Asha me despegó de su espalda y me encomendó con la mirada que fuera noble, recogió el sari y siguió a Katerina a través de varios pasillos bajo techos abovedados hasta llegar a su habitación. El mármol frío del suelo le entumecía los pies. En ese palacio no se podía sentir la caricia de los ancestros que emergía de la tierra.
—Me llamo Noa. Gracias por despistar a mi hermano antes. Le he ganado el juego. No ha conseguido encontrarme.
—¡Ja! ¡Mentira! Claro que sabía dónde estabas —dijo el niño.
Su tía miraba distraída el jardín. Pero enseguida salió y dejó a sus sobrinos a su aire.
—Solo he disimulado para poder hablar con este bicho raro.
—Mamá dice que no son bichos raros. Que son personas como nosotros. Todos somos hijos de Dios, Gabriel. Es pecado hablar así.
—Déjame de pecados, a la India no llega Jehová, Jesucristo ni ningún otro dios que me importe.
—¡Gabriel! Vas a arder en el infierno. —Noa se acercó más a mí—. No recuerdo cómo te llamas. No hagas caso a mi hermano, es idiota.
—Me llamo Lila.
—Un nombre muy bonito. Es una flor.
—Lila significa «jugar» en hindi. Mi abuela soñó mi nombre para mí, para que pueda disfrutar de cada instante que pase en este mundo, pero sin dañar a ninguna de sus criaturas.
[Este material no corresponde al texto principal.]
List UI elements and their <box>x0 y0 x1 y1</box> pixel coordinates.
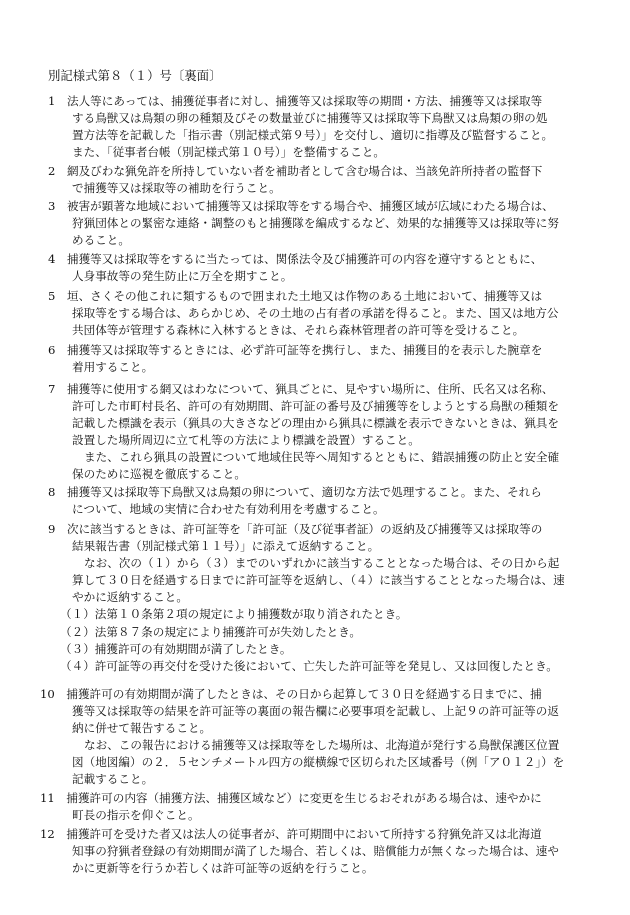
condition-line: する鳥獣又は鳥類の卵の種類及びその数量並びに捕獲等又は採取等下鳥獣又は鳥類の卵の処 <box>72 111 548 126</box>
condition-line: 設置した場所周辺に立て札等の方法により標識を設置）すること。 <box>72 433 420 448</box>
condition-item <box>48 484 608 518</box>
condition-item <box>48 198 608 249</box>
condition-line: 3 被害が顕著な地域において捕獲等又は採取等をする場合や、捕獲区域が広域にわたる場合は、 <box>48 199 554 213</box>
condition-line: 4 捕獲等又は採取等をするに当たっては、関係法令及び捕獲許可の内容を遵守するとともに、 <box>48 252 543 266</box>
condition-line: 獲等又は採取等の結果を許可証等の裏面の報告欄に必要事項を記載し、上記９の許可証等の返 <box>72 704 559 719</box>
condition-item <box>48 93 608 161</box>
condition-line: 置方法等を記載した「指示書（別記様式第９号）」を交付し、適切に指導及び監督すること。 <box>72 128 554 143</box>
condition-line: 2 網及びわな猟免許を所持していない者を補助者として含む場合は、当該免許所持者の監督下 <box>48 164 543 178</box>
condition-line: 知事の狩猟者登録の有効期間が満了した場合、若しくは、賠償能力が無くなった場合は、速や <box>72 844 559 859</box>
condition-line: 11 捕獲許可の内容（捕獲方法、捕獲区域など）に変更を生じるおそれがある場合は、速やかに <box>40 791 542 805</box>
condition-line: 着用すること。 <box>72 360 154 375</box>
condition-line: 許可した市町村長名、許可の有効期間、許可証の番号及び捕獲等をしようとする鳥獣の種類を <box>72 399 559 414</box>
condition-line: （１）法第１０条第２項の規定により捕獲数が取り消されたとき。 <box>60 607 408 622</box>
condition-item <box>40 826 600 877</box>
form-heading: 別記様式第８（１）号〔裏面〕 <box>48 68 222 83</box>
condition-line: 7 捕獲等に使用する網又はわなについて、猟具ごとに、見やすい場所に、住所、氏名又は名称、 <box>48 382 554 396</box>
condition-line: 12 捕獲許可を受けた者又は法人の従事者が、許可期間中において所持する狩猟免許又は北海道 <box>40 827 542 841</box>
condition-line: 算して３０日を経過する日までに許可証等を返納し、（４）に該当することとなった場合は、速 <box>72 573 565 588</box>
condition-line: 記載した標識を表示（猟具の大きさなどの理由から猟具に標識を表示できないときは、猟具を <box>72 416 559 431</box>
condition-line: 図（地図編）の２．５センチメートル四方の縦横線で区切られた区域番号（例「ア０１２」）を <box>72 755 565 770</box>
condition-line: で捕獲等又は採取等の補助を行うこと。 <box>72 181 281 196</box>
condition-line: かに更新等を行うか若しくは許可証等の返納を行うこと。 <box>72 861 374 876</box>
condition-item <box>48 342 608 376</box>
condition-item <box>48 251 608 285</box>
condition-line: 1 法人等にあっては、捕獲従事者に対し、捕獲等又は採取等の期間・方法、捕獲等又は採取等 <box>48 94 543 108</box>
condition-line: 保のために巡視を徹底すること。 <box>72 467 246 482</box>
condition-item <box>48 521 608 675</box>
condition-line: やかに返納すること。 <box>72 590 188 605</box>
condition-line: 人身事故等の発生防止に万全を期すこと。 <box>72 269 293 284</box>
condition-line: 採取等をする場合は、あらかじめ、その土地の占有者の承諾を得ること。また、国又は地方公 <box>72 306 559 321</box>
condition-line: 納に併せて報告すること。 <box>72 721 212 736</box>
condition-line: 結果報告書（別記様式第１１号）」に添えて返納すること。 <box>72 539 380 554</box>
condition-line: 9 次に該当するときは、許可証等を「許可証（及び従事者証）の返納及び捕獲等又は採取等の <box>48 522 543 536</box>
condition-line: 町長の指示を仰ぐこと。 <box>72 808 200 823</box>
condition-line: なお、次の（１）から（３）までのいずれかに該当することとなった場合は、その日から起 <box>84 556 560 571</box>
condition-line: また、「従事者台帳（別記様式第１０号）」を整備すること。 <box>72 145 386 160</box>
condition-line: 6 捕獲等又は採取等するときには、必ず許可証等を携行し、また、捕獲目的を表示した腕章を <box>48 343 543 357</box>
condition-line: なお、この報告における捕獲等又は採取等をした場所は、北海道が発行する鳥獣保護区位置 <box>84 738 560 753</box>
condition-line: （３）捕獲許可の有効期間が満了したとき。 <box>60 641 292 656</box>
condition-line: 5 垣、さくその他これに類するもので囲まれた土地又は作物のある土地において、捕獲等又は <box>48 289 543 303</box>
condition-item <box>48 381 608 484</box>
condition-item <box>48 288 608 339</box>
condition-item <box>48 163 608 197</box>
condition-line: 狩猟団体との緊密な連絡・調整のもと捕獲隊を編成するなど、効果的な捕獲等又は採取等に努 <box>72 216 559 231</box>
condition-line: （２）法第８７条の規定により捕獲許可が失効したとき。 <box>60 624 361 639</box>
condition-item <box>40 686 600 789</box>
condition-line: （４）許可証等の再交付を受けた後において、亡失した許可証等を発見し、又は回復したとき。 <box>60 658 558 673</box>
condition-line: また、これら猟具の設置について地域住民等へ周知するとともに、錯誤捕獲の防止と安全確 <box>84 450 560 465</box>
condition-line: 8 捕獲等又は採取等下鳥獣又は鳥類の卵について、適切な方法で処理すること。また、それら <box>48 485 542 499</box>
condition-item <box>40 790 600 824</box>
condition-line: 10 捕獲許可の有効期間が満了したときは、その日から起算して３０日を経過する日までに、捕 <box>40 687 542 701</box>
condition-line: めること。 <box>72 233 130 248</box>
condition-line: について、地域の実情に合わせた有効利用を考慮すること。 <box>72 502 385 517</box>
condition-line: 記載すること。 <box>72 772 154 787</box>
condition-line: 共団体等が管理する森林に入林するときは、それら森林管理者の許可等を受けること。 <box>72 323 525 338</box>
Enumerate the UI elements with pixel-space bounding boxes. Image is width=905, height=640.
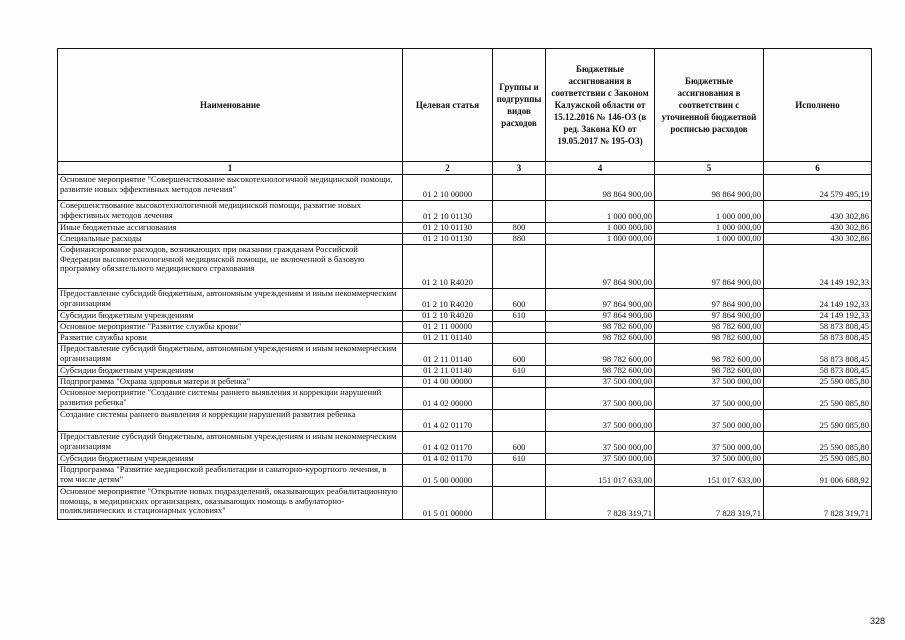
row-refined-allocation: 37 500 000,00 (655, 388, 764, 410)
row-law-allocation: 98 782 600,00 (546, 366, 655, 377)
table-row (58, 366, 872, 377)
table-row (58, 245, 872, 289)
table-row (58, 234, 872, 245)
row-law-allocation: 97 864 900,00 (546, 245, 655, 289)
row-refined-allocation: 37 500 000,00 (655, 377, 764, 388)
row-refined-allocation: 7 828 319,71 (655, 487, 764, 520)
column-number: 2 (403, 162, 493, 175)
row-refined-allocation: 97 864 900,00 (655, 245, 764, 289)
table-row (58, 388, 872, 410)
row-target-code: 01 2 10 R4020 (403, 289, 493, 311)
table-row (58, 487, 872, 520)
header-name: Наименование (58, 49, 403, 162)
row-target-code: 01 4 02 00000 (403, 388, 493, 410)
row-law-allocation: 37 500 000,00 (546, 454, 655, 465)
row-executed: 25 590 085,80 (764, 388, 872, 410)
row-executed: 7 828 319,71 (764, 487, 872, 520)
column-number: 1 (58, 162, 403, 175)
row-expense-group: 610 (493, 454, 546, 465)
row-name: Предоставление субсидий бюджетным, автономным учреждениям и иным некоммерческим организациям (58, 289, 403, 311)
row-expense-group: 600 (493, 344, 546, 366)
budget-table-sheet (57, 48, 872, 520)
row-name: Специальные расходы (58, 234, 403, 245)
row-target-code: 01 5 00 00000 (403, 465, 493, 487)
column-number: 5 (655, 162, 764, 175)
row-target-code: 01 4 02 01170 (403, 410, 493, 432)
row-name: Иные бюджетные ассигнования (58, 223, 403, 234)
table-row (58, 432, 872, 454)
row-refined-allocation: 98 782 600,00 (655, 333, 764, 344)
row-refined-allocation: 98 782 600,00 (655, 344, 764, 366)
row-law-allocation: 97 864 900,00 (546, 311, 655, 322)
row-name: Предоставление субсидий бюджетным, автономным учреждениям и иным некоммерческим организациям (58, 344, 403, 366)
row-target-code: 01 4 00 00000 (403, 377, 493, 388)
table-row (58, 223, 872, 234)
row-executed: 58 873 808,45 (764, 366, 872, 377)
table-row (58, 322, 872, 333)
row-executed: 25 590 085,80 (764, 410, 872, 432)
row-law-allocation: 98 782 600,00 (546, 333, 655, 344)
row-name: Создание системы раннего выявления и коррекции нарушений развития ребенка (58, 410, 403, 432)
row-refined-allocation: 1 000 000,00 (655, 234, 764, 245)
column-number-row (58, 162, 872, 175)
row-name: Основное мероприятие "Открытие новых подразделений, оказывающих реабилитационную помощь, в медицинских организациях, оказывающих помощь в амбулаторно-поликлинических и стационарных условиях" (58, 487, 403, 520)
row-law-allocation: 7 828 319,71 (546, 487, 655, 520)
row-executed: 58 873 808,45 (764, 333, 872, 344)
row-refined-allocation: 97 864 900,00 (655, 311, 764, 322)
row-law-allocation: 1 000 000,00 (546, 223, 655, 234)
header-law-allocations: Бюджетные ассигнования в соответствии с Законом Калужской области от 15.12.2016 № 146-ОЗ (в ред. Закона КО от 19.05.2017 № 195-ОЗ) (546, 49, 655, 162)
row-law-allocation: 98 782 600,00 (546, 344, 655, 366)
table-row (58, 377, 872, 388)
row-name: Основное мероприятие "Создание системы раннего выявления и коррекции нарушений развития ребенка" (58, 388, 403, 410)
row-expense-group: 600 (493, 432, 546, 454)
header-target-article: Целевая статья (403, 49, 493, 162)
row-name: Основное мероприятие "Совершенствование высокотехнологичной медицинской помощи, развитие новых эффективных методов лечения" (58, 175, 403, 201)
row-expense-group (493, 245, 546, 289)
row-executed: 24 149 192,33 (764, 289, 872, 311)
header-refined-allocations: Бюджетные ассигнования в соответствии с уточненной бюджетной росписью расходов (655, 49, 764, 162)
row-name: Развитие службы крови (58, 333, 403, 344)
row-name: Субсидии бюджетным учреждениям (58, 454, 403, 465)
row-expense-group (493, 175, 546, 201)
table-row (58, 201, 872, 223)
row-name: Подпрограмма "Охрана здоровья матери и ребенка" (58, 377, 403, 388)
header-executed: Исполнено (764, 49, 872, 162)
row-expense-group: 600 (493, 289, 546, 311)
row-executed: 24 149 192,33 (764, 245, 872, 289)
row-target-code: 01 2 10 01130 (403, 201, 493, 223)
header-expense-groups: Группы и подгруппы видов расходов (493, 49, 546, 162)
row-expense-group: 880 (493, 234, 546, 245)
row-executed: 25 590 085,80 (764, 432, 872, 454)
row-law-allocation: 1 000 000,00 (546, 234, 655, 245)
row-name: Субсидии бюджетным учреждениям (58, 311, 403, 322)
row-name: Подпрограмма "Развитие медицинской реабилитации и санаторно-курортного лечения, в том числе детям" (58, 465, 403, 487)
row-expense-group (493, 465, 546, 487)
row-refined-allocation: 98 782 600,00 (655, 322, 764, 333)
table-row (58, 454, 872, 465)
row-executed: 25 590 085,80 (764, 454, 872, 465)
row-target-code: 01 4 02 01170 (403, 454, 493, 465)
row-law-allocation: 37 500 000,00 (546, 432, 655, 454)
row-refined-allocation: 151 017 633,00 (655, 465, 764, 487)
row-target-code: 01 2 11 01140 (403, 333, 493, 344)
row-refined-allocation: 97 864 900,00 (655, 289, 764, 311)
table-row (58, 410, 872, 432)
column-number: 4 (546, 162, 655, 175)
row-target-code: 01 2 10 01130 (403, 234, 493, 245)
row-target-code: 01 2 11 00000 (403, 322, 493, 333)
row-target-code: 01 2 10 01130 (403, 223, 493, 234)
row-expense-group (493, 322, 546, 333)
row-executed: 91 006 688,92 (764, 465, 872, 487)
row-expense-group (493, 487, 546, 520)
row-expense-group (493, 410, 546, 432)
table-row (58, 289, 872, 311)
column-number: 6 (764, 162, 872, 175)
row-target-code: 01 2 11 01140 (403, 344, 493, 366)
row-refined-allocation: 37 500 000,00 (655, 410, 764, 432)
budget-table (57, 48, 872, 520)
table-row (58, 344, 872, 366)
row-executed: 430 302,86 (764, 201, 872, 223)
row-name: Предоставление субсидий бюджетным, автономным учреждениям и иным некоммерческим организациям (58, 432, 403, 454)
row-refined-allocation: 37 500 000,00 (655, 454, 764, 465)
header-row (58, 49, 872, 162)
row-target-code: 01 2 11 01140 (403, 366, 493, 377)
row-refined-allocation: 1 000 000,00 (655, 201, 764, 223)
row-refined-allocation: 37 500 000,00 (655, 432, 764, 454)
row-target-code: 01 2 10 R4020 (403, 245, 493, 289)
table-row (58, 311, 872, 322)
row-law-allocation: 97 864 900,00 (546, 289, 655, 311)
row-law-allocation: 98 782 600,00 (546, 322, 655, 333)
row-expense-group: 800 (493, 223, 546, 234)
row-name: Совершенствование высокотехнологичной медицинской помощи, развитие новых эффективных методов лечения (58, 201, 403, 223)
row-name: Субсидии бюджетным учреждениям (58, 366, 403, 377)
row-target-code: 01 2 10 R4020 (403, 311, 493, 322)
row-executed: 25 590 085,80 (764, 377, 872, 388)
row-executed: 430 302,86 (764, 234, 872, 245)
row-target-code: 01 2 10 00000 (403, 175, 493, 201)
row-expense-group: 610 (493, 311, 546, 322)
row-expense-group (493, 377, 546, 388)
row-law-allocation: 37 500 000,00 (546, 377, 655, 388)
row-law-allocation: 151 017 633,00 (546, 465, 655, 487)
row-expense-group (493, 388, 546, 410)
row-law-allocation: 37 500 000,00 (546, 410, 655, 432)
row-name: Основное мероприятие "Развитие службы крови" (58, 322, 403, 333)
row-executed: 24 579 495,19 (764, 175, 872, 201)
row-expense-group: 610 (493, 366, 546, 377)
row-executed: 24 149 192,33 (764, 311, 872, 322)
row-executed: 58 873 808,45 (764, 322, 872, 333)
row-expense-group (493, 201, 546, 223)
row-name: Софинансирование расходов, возникающих при оказании гражданам Российской Федерации высокотехнологичной медицинской помощи, не включенной в базовую программу обязательного медицинского страхования (58, 245, 403, 289)
table-row (58, 465, 872, 487)
page-number: 328 (869, 616, 885, 626)
row-law-allocation: 98 864 900,00 (546, 175, 655, 201)
row-executed: 430 302,86 (764, 223, 872, 234)
row-law-allocation: 1 000 000,00 (546, 201, 655, 223)
column-number: 3 (493, 162, 546, 175)
row-executed: 58 873 808,45 (764, 344, 872, 366)
row-target-code: 01 5 01 00000 (403, 487, 493, 520)
row-refined-allocation: 98 782 600,00 (655, 366, 764, 377)
row-refined-allocation: 98 864 900,00 (655, 175, 764, 201)
row-target-code: 01 4 02 01170 (403, 432, 493, 454)
row-expense-group (493, 333, 546, 344)
row-law-allocation: 37 500 000,00 (546, 388, 655, 410)
table-row (58, 175, 872, 201)
table-row (58, 333, 872, 344)
row-refined-allocation: 1 000 000,00 (655, 223, 764, 234)
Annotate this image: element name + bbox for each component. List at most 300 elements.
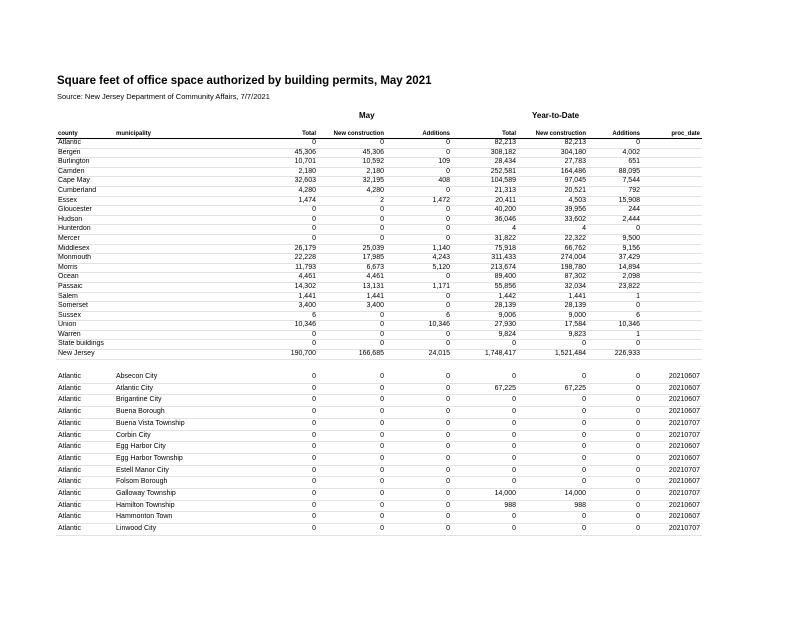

Es gracia, armonía, belleza. Es aceptar, es entregarse a los otros, es confiar. Es el corazón puro. Lo dice siempre ella en sus oraciones. Yo también, a veces.
—Qué cursi. Tu nombre y tú.
—No hagas caso a mi hermano, Lila. Tu nombre es precioso. ¿Todo eso significa? Pues yo no sé lo que significa el mío.
—Tonta, significa tonta.
—Es un estúpido. Ven conmigo. Te enseñaré mi habitación, es como un palacio de muñecas. Más grande incluso que la de nuestra casa nueva en Praga.
—No puedo. A mi abuela no le gustaría.
—Tu abuela no está aquí, ¿no? Entonces no puede enfadarse. Luego le diré que yo te invité y seguro que no le importa. Mi madre se lo dirá también. Os dará de merendar. Suele hacerlo, le gusta saber cosas de vosotros. No es como mi tía Rachel. ¿Sabes?, mi madre dice que ella os tiene miedo y que yo no debo tenéroslo porque sois igual que nosotros. Aunque vuestros dioses sean diferentes de los nuestros. Ellos se llevan bien en el Cielo. Así que nosotros debemos llevarnos bien en la Tierra.
—Tu madre entonces conocerá a la mía. A mí también me cuenta historias parecidas.
—¿Vendrás a verme otro día? Nos aburrimos mucho aquí dentro. ¿Podrías llevarme al río? Gabriel se escapó el otro día con el hijo de Kalid, el jefe de los cocineros, pero los muy estúpidos no me dejaron ir con ellos. Me habría gustado que los pillaran. Yo también soy mayor, solo me lleva un año, pero no me deja hacer casi nada. ¿Me prometes que vendrás? Te regalo esa muñeca que llevas en la mano. Es tuya. Pero tienes que venir otro día a jugar. A mi madre no le importará, te lo prometo.
—Mi abuela tiene razón. Los europeos sois extraños. Y hablas muy deprisa. No sé si ella me dejará venir aquí sola, pero vamos al bazar a menudo. Si la ayudo mucho, quizá me permita visitarte. El río está muy lejos para que yo pueda llevarte, pero conozco otro lugar más cerca que te gustará mucho. Puedo traer a Rahul, él nos servirá de guía.
—¿Quién es Rahul?
—Quién va a ser, el que será mi marido. Nos casaremos pronto. Mi abuela dice que tendré que esperar unos años más, hasta que termine de reunir mi dote, pero que lo elegirá para mí. Ella no es como las demás abuelas.
—¿Ya vas a casarte? Pero… si eres una niña… Las niñas no se casan. Solo las mujeres. Tú sí que eres un poco rara.
Me di cuenta de que tal vez había dicho demasiado; al fin y al cabo, Noa era una extranjera. Pero me había caído muy bien. Sus ojos azules debían de ser como los que Asha me había contado que tenía mi abuelo Anil, del color de la piel de Visnú. Yo no los había visto nunca hasta que la conocí. Me sobresalté al oír a Katerina mientras se aproximaba hablando sin parar desde el fondo del larguísimo pasillo y la muñeca se me cayó al suelo.
—Noa, te prometo que intentaré venir a verte pronto.